45. Il résulte de l'instruction, notamment de l'étude acoustique réalisée dans le cadre de la préparation de l'étude d'impact, que les émergences sonores des éoliennes du projet de la société Gentiane respecteront les seuils réglementaires, à l'exception d'un point de relevé situé à proximité immédiate du projet, en période nocturne et pour une vitesse de vent de 6 m/s.
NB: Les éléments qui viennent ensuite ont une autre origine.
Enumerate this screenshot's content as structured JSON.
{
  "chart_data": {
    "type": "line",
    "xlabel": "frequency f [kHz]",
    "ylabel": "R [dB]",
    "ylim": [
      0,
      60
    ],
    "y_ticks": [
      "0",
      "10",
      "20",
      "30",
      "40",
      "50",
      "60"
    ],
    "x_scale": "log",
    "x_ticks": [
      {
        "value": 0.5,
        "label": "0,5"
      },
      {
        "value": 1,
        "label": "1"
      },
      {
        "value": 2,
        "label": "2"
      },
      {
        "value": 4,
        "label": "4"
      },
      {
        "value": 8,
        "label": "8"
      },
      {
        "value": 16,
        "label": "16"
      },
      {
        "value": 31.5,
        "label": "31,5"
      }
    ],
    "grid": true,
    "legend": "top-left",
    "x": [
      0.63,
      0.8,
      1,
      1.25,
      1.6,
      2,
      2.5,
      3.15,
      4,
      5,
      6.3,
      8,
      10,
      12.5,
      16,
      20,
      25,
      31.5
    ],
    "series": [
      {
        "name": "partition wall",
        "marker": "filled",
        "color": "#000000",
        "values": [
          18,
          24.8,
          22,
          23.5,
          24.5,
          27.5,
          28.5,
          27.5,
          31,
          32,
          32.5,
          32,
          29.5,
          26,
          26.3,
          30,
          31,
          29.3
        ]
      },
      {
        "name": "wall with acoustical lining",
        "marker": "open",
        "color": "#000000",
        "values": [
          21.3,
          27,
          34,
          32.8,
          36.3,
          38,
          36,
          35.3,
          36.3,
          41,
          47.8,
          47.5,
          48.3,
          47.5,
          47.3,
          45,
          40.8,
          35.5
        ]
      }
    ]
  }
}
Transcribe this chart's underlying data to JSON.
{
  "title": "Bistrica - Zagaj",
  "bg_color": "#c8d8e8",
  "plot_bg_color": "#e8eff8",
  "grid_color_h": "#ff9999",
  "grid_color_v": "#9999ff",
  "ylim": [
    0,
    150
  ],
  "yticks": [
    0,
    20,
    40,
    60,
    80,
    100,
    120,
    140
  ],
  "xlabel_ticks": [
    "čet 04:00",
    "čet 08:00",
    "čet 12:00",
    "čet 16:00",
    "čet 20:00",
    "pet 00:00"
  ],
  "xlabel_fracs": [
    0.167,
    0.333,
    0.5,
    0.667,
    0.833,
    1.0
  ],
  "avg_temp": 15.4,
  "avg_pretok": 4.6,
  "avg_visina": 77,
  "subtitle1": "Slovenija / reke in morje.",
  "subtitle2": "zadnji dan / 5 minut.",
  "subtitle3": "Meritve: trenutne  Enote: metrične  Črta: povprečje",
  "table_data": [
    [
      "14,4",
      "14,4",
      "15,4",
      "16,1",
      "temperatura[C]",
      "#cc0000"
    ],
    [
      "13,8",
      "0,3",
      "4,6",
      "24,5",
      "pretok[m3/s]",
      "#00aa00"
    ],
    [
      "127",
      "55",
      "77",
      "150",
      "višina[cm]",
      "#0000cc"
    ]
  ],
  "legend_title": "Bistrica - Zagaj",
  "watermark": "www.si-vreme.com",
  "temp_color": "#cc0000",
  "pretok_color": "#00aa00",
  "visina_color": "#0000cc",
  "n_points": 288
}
Par son arrêté du 12 janvier 2022, le préfet du Pas-de-Calais a toutefois prescrit à la société pétitionnaire de refaire une campagne acoustique dans les six mois suivant la mise en exploitation du parc et, dans l'attente, de respecter un plan de bridage de nature à empêcher les émergences non réglementaires identifiées au moment de la préparation de l'étude d'impact. En outre, si un balisage réglementaire sera mis en place au sommet de chaque éolienne, l'impact visuel en résultant ne peut être regardé comme entraînant par lui-même des inconvénients excessifs pour la tranquillité des riverains. L'étude d'impact retient également que les ombres projetées par les éoliennes resteront, elles-aussi, en dessous des seuils réglementaires. Enfin, les autres risques sur la santé, la sécurité et la salubrité publiques envisagées par l'étude de dangers, dont la mission régionale d'autorité environnementale a souligné la qualité, sont décrits comme restant à un niveau acceptable. Les requérants n'apportent aucun élément de nature à infirmer l'ensemble de ces analyses. Dès lors, le moyen tiré de la méconnaissance des articles L. 111-2 du code de l'urbanisme et L. 511-1 du code de l'environnement doit être écarté.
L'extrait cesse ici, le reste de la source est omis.